- FDA Approves First Digital Pathology System for Primary Diagnosis
- May 18, 2017 | Authors: Richard S. Cooper; Emily A. Johnson; Elizabeth Sullivan
- Law Firms: McDonald Hopkins LLC - Cleveland Office; McDonald Hopkins LLC - Chicago Office; McDonald Hopkins LLC - Cleveland Office
The U.S. Food and Drug Administration (FDA) recently announced the approval of the first whole slide imaging (WSI) system that allows for primary diagnosis based on review and interpretation of digital surgical pathology slides. This is a significant advancement by the FDA as WSI systems historically could not be used for primary diagnosis.
In surgical pathology, biopsied tissue is dissected, fixated, embedded and cut into very thin slices, which are then stained and permanently mounted on glass slides. The slides are then examined by a pathologist under a light microscope to arrive at a diagnosis. WSI, on the other hand, refers to the digitization of the stained tissue mounted on glass slides. When utilizing WSI, the tissue is prepared as it normally is for light microscopy. However, the slide is then converted into a digital whole slide image that the pathologist views on a computer monitor instead of through microscope oculars.

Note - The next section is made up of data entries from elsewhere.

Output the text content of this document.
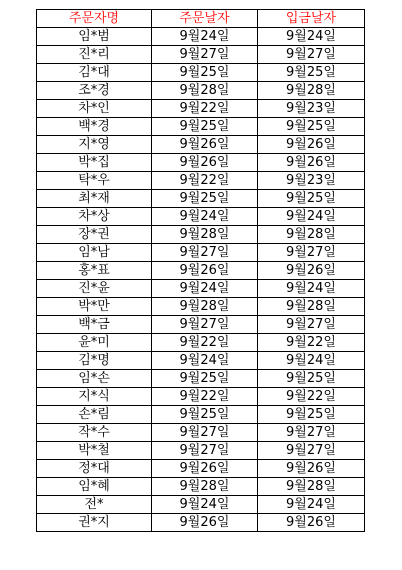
주문자명	주문날자	입금날자
임*범	9월24일	9월24일
진*리	9월27일	9월27일
김*대	9월25일	9월25일
조*경	9월28일	9월28일
차*인	9월22일	9월23일
백*경	9월25일	9월25일
지*영	9월26일	9월26일
박*집	9월26일	9월26일
탁*우	9월22일	9월23일
최*재	9월25일	9월25일
차*상	9월24일	9월24일
장*권	9월28일	9월28일
임*남	9월27일	9월27일
홍*표	9월26일	9월26일
진*윤	9월24일	9월24일
박*만	9월28일	9월28일
백*금	9월27일	9월27일
윤*미	9월22일	9월22일
김*명	9월24일	9월24일
임*손	9월25일	9월25일
지*식	9월22일	9월22일
손*림	9월25일	9월25일
작*수	9월27일	9월27일
박*철	9월27일	9월27일
정*대	9월26일	9월26일
임*혜	9월28일	9월28일
전*	9월24일	9월24일
권*지	9월26일	9월26일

The approved WSI system, known as Philips IntelliSite Pathology System (PIPS), is manufactured by Philips. It was approved via de novo classification, which is the regulatory pathway for obtaining marketing clearance for new, low- to moderate-risk medical devices that are not substantially equivalent to an already legally marketed device. PIPS uses hardware and software to digitize conventional surgical pathology glass slides at resolutions equivalent to 400 times magnification. The images are then read and interpreted by pathologists.
In connection with its authorization of the PIPS system for primary diagnosis, the FDA evaluated data from a clinical study of approximately 2,000 surgical pathology cases using tissue from multiple anatomic sites. The results of the study found that clinical diagnoses made based on PIPS images were comparable to those made using traditional glass slides. However, it is worth noting that the FDA is establishing necessary controls that must be satisfied to assure the precision, reliability and clinical relevance of PIPS.
Alberto Gutierrez, Ph.D., Director of the Office of In Vitro Diagnostics and Radiological Health in the FDA’s Center for Devices and Radiological Health, stated that the system “provides a streamlined slide storage and retrieval system that may ultimately help make critical health information available to pathologists, other health care professionals and patients faster.”
Russ Granzow, General Manager of Philips Digital Pathology solution, shared similar sentiments and stated “[n]ot only will it promote increased efficiencies and collaboration between pathologists, but it also opens a complete new dimension towards computational pathology which aims to increase accuracies and ultimately enhance patient care.”
Digital slides are considered to contain more information and data than what the human eye is able to see utilizing a microscope. Ultimately, the use of WSI for primary diagnosis is expected to reduce laboratory expenses and improve operational efficiency as well as enhance productivity and improve treatment decisions and patient care. It may take time for the cost of the technology and payor reimbursement policies to reach a point that makes widespread adoption attractive.